Biggs Lecture - Genericity and (In)Definiteness: A Cross-linguistic Perspective
Abstract: Our views of genericity, a universal semantic concept, are largely shaped by English, the language in which genericity was first studied. Our views on (in)definiteness, also a universal concept, are also influenced by English where the study of the indefinite-definite distinction has its roots. While these concepts are universal, their expression is subject to significant cross-linguistic variation. In this talk, genericity and (in)definiteness are considered from the perspective of languages different from English.
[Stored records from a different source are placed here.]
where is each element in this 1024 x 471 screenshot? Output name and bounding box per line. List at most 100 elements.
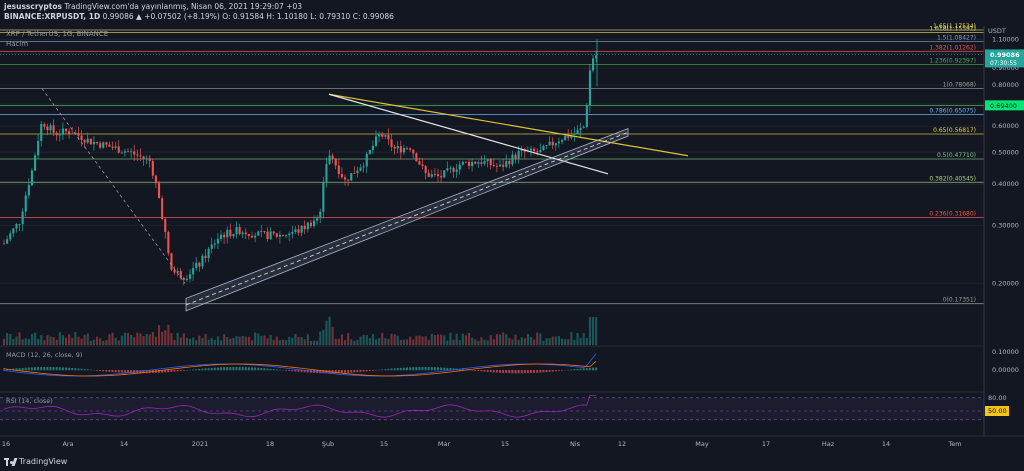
volume-bar bbox=[40, 335, 43, 345]
macd-histogram-bar bbox=[505, 370, 508, 374]
price-tick-label: 0.50000 bbox=[992, 148, 1019, 156]
fib-level-label: 0.236(0.31680) bbox=[929, 211, 976, 218]
candle-body bbox=[244, 232, 247, 235]
candle-body bbox=[114, 146, 117, 148]
fib-level-label: 0.5(0.47710) bbox=[937, 152, 976, 159]
candle-body bbox=[424, 166, 427, 173]
candle-body bbox=[483, 161, 486, 164]
volume-bar bbox=[142, 336, 145, 345]
candle-body bbox=[328, 155, 331, 164]
volume-bar bbox=[461, 333, 464, 345]
volume-bar bbox=[424, 336, 427, 345]
macd-histogram-bar bbox=[461, 369, 464, 371]
volume-bar bbox=[328, 316, 331, 345]
candle-body bbox=[412, 149, 415, 154]
macd-histogram-bar bbox=[213, 367, 216, 371]
candle-body bbox=[189, 274, 192, 279]
candle-body bbox=[557, 141, 560, 144]
macd-histogram-bar bbox=[322, 370, 325, 374]
macd-tick-label: 0.00000 bbox=[992, 366, 1019, 374]
volume-bar bbox=[381, 332, 384, 345]
candle-body bbox=[120, 152, 123, 154]
volume-bar bbox=[309, 340, 312, 345]
macd-histogram-bar bbox=[80, 368, 83, 371]
macd-histogram-bar bbox=[58, 367, 61, 371]
volume-bar bbox=[455, 333, 458, 345]
macd-histogram-bar bbox=[350, 370, 353, 373]
macd-histogram-bar bbox=[393, 368, 396, 371]
volume-bar bbox=[89, 340, 92, 345]
volume-bar bbox=[229, 338, 232, 345]
candle-body bbox=[102, 142, 105, 148]
volume-bar bbox=[247, 336, 250, 345]
volume-bar bbox=[83, 334, 86, 345]
macd-histogram-bar bbox=[536, 370, 539, 373]
macd-histogram-bar bbox=[495, 370, 498, 373]
macd-histogram-bar bbox=[55, 367, 58, 371]
macd-histogram-bar bbox=[68, 367, 71, 371]
volume-bar bbox=[15, 336, 18, 345]
volume-bar bbox=[130, 334, 133, 345]
macd-histogram-bar bbox=[368, 370, 371, 372]
candle-body bbox=[393, 146, 396, 149]
macd-histogram-bar bbox=[554, 370, 557, 372]
volume-bar bbox=[266, 338, 269, 345]
volume-bar bbox=[306, 334, 309, 345]
macd-histogram-bar bbox=[396, 368, 399, 371]
ohlc-text: 0.99086 ▲ +0.07502 (+8.19%) O: 0.91584 H… bbox=[102, 12, 394, 21]
candle-body bbox=[384, 135, 387, 137]
candle-body bbox=[151, 160, 154, 176]
macd-histogram-bar bbox=[486, 370, 489, 372]
candle-body bbox=[294, 229, 297, 232]
candle-body bbox=[232, 234, 235, 237]
candle-body bbox=[409, 148, 412, 150]
macd-histogram-bar bbox=[430, 367, 433, 371]
candle-body bbox=[340, 173, 343, 178]
candle-body bbox=[530, 148, 533, 151]
volume-bar bbox=[278, 340, 281, 345]
volume-bar bbox=[440, 334, 443, 345]
macd-histogram-bar bbox=[585, 368, 588, 371]
macd-histogram-bar bbox=[340, 370, 343, 374]
candle-body bbox=[254, 235, 257, 238]
time-tick-label: Haz bbox=[822, 440, 835, 448]
volume-bar bbox=[34, 332, 37, 345]
volume-bar bbox=[458, 340, 461, 345]
candle-body bbox=[192, 268, 195, 275]
macd-histogram-bar bbox=[557, 370, 560, 371]
macd-histogram-bar bbox=[278, 369, 281, 371]
volume-bar bbox=[378, 337, 381, 345]
candle-body bbox=[3, 243, 6, 245]
candle-body bbox=[365, 153, 368, 167]
fib-level-label: 0.786(0.65075) bbox=[929, 108, 976, 115]
macd-histogram-bar bbox=[576, 368, 579, 371]
macd-histogram-bar bbox=[570, 369, 573, 371]
macd-tick-label: 0.10000 bbox=[992, 348, 1019, 356]
macd-histogram-bar bbox=[52, 367, 55, 371]
macd-histogram-bar bbox=[83, 369, 86, 371]
volume-bar bbox=[99, 338, 102, 345]
volume-bar bbox=[337, 338, 340, 345]
volume-bar bbox=[427, 339, 430, 345]
candle-body bbox=[6, 239, 9, 244]
volume-bar bbox=[170, 333, 173, 345]
macd-histogram-bar bbox=[216, 367, 219, 371]
macd-histogram-bar bbox=[520, 370, 523, 374]
candle-body bbox=[477, 162, 480, 164]
volume-bar bbox=[353, 340, 356, 345]
price-tick-label: 0.60000 bbox=[992, 122, 1019, 130]
white-trendline bbox=[328, 93, 609, 175]
volume-bar bbox=[80, 338, 83, 345]
volume-bar bbox=[120, 335, 123, 345]
macd-histogram-bar bbox=[502, 370, 505, 373]
macd-histogram-bar bbox=[356, 370, 359, 373]
macd-histogram-bar bbox=[508, 370, 511, 374]
macd-histogram-bar bbox=[99, 370, 102, 371]
volume-bar bbox=[74, 332, 77, 345]
macd-histogram-bar bbox=[61, 367, 64, 371]
macd-histogram-bar bbox=[582, 368, 585, 371]
candle-body bbox=[337, 165, 340, 174]
volume-bar bbox=[151, 332, 154, 345]
candle-body bbox=[430, 174, 433, 177]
We first look at variations in generic terms based on number (Dinosaurs are extinct and The dinosaur is extinct). Do the observed differences between them derive from the presence or absence of definiteness marking or from singular vs. plural marking? Languages that mark definiteness on singular and plural kind terms as well as languages that do not mark definiteness on either prove instructive.
We also consider (in)definiteness at the ordinary individual level in languages without articles and establish that, appearances notwithstanding, bare NPs in such languages are not bona fide indefinites. Their indefinite readings are derivative on their
kind-level meanings, except in specific syntactic positions such as the direct object position. Can this perspective on article-less languages help explain observations about the second language acquisition of articles?
In discussing these two phenomena effort will be made to connect insights from the linguistic literature with insights from some literature from experimental philosophy and psychology and psycholinguistics.